Susan Agin and the Queensborough Performing Arts Center will present Henrik Ibsen’s classic play, A DOLL’s HOUSE for an invited audience in April as part of an arts and education program.

Ibsen’s play still projects a substantial message – one of female empowerment, abuse, misogyny, and – as we look at it through the lens of post-Trump America – high crime and corruption.

Ms. Agin brought Jay Michaels aboard to direct the production. Michaels, a professor of communications and theater are various universities, is also known for his direction and production of much of Shakespeare’s canon felt right at home with Ibsen: “the play cause controversy when it first opened in the late 19th Century. It brought-to-light issues that many were not ready to deal with,” he said. Vincent Ticali – who appeared as Dr. Rank, a character of a very distinct time period, interjected about the classics “I believe it is very important to share classics, in every genre (theatre, literature, music, film, etc), with a young audience. Everything that has come before, in a way, contributes to what will be created now and in the future. I think it’s so valuable, through the exploration of the “classics,” for young people to see that, while it’s obvious that many things have changed over the years, there are still so many themes that resonate with us all and that bind us as human beings.”

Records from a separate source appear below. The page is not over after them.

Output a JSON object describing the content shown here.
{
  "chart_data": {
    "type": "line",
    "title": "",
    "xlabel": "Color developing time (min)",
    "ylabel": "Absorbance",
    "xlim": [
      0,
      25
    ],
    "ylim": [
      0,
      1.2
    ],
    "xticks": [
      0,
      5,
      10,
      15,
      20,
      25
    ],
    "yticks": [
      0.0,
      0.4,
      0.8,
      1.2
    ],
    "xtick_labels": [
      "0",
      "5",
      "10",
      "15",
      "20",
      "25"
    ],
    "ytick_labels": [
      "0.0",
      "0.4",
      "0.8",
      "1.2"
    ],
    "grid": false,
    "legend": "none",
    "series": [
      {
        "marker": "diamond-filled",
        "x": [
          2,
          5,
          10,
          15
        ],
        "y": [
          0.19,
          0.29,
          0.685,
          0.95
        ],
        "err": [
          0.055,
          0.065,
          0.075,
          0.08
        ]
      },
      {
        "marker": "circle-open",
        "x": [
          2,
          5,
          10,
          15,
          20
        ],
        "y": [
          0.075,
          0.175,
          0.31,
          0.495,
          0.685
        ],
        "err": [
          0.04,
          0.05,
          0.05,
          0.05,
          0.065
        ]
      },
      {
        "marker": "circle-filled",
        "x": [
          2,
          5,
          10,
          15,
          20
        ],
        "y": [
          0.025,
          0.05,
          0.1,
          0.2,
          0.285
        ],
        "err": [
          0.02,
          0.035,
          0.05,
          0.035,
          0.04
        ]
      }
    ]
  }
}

Ticali, whose work can be seen on film, television, stage (although not as much as he’d like to) is also a musician, voice actor, and commercial print model. About his role in thsi play, “I especially enjoy being given the opportunity to do things that are out of my “comfort zone.”

Ticali elaborated on Ibsen’s work:

“A Doll’s House” is certainly a groundbreaking play, for it’s time. While I don’t think it can still be labeled as “groundbreaking” for modern times, it certainly can be called prescient. It foresees what has come to pass and the ongoing process of attaining equal opportunity for women and for people of all social and economic classes. Dr. Rank is an interesting character in that, even in the time in which this classic play is set, he represents the “old guard” – the patriarchy clinging to the ways and norms of his class/gender-based society. He does not take Nora, or any woman, seriously – except perhaps as a possible sexual conquest. He is neither hero nor villain. He is simply a product of his age. Men of this kind certainly still exist today and, interestingly, because the values of the world have shifted all around them, the definitely appear more as villains in modern times.”

After this, Vinnie continues work on an ongoing feature film project and shooting the first episode of an independent television series.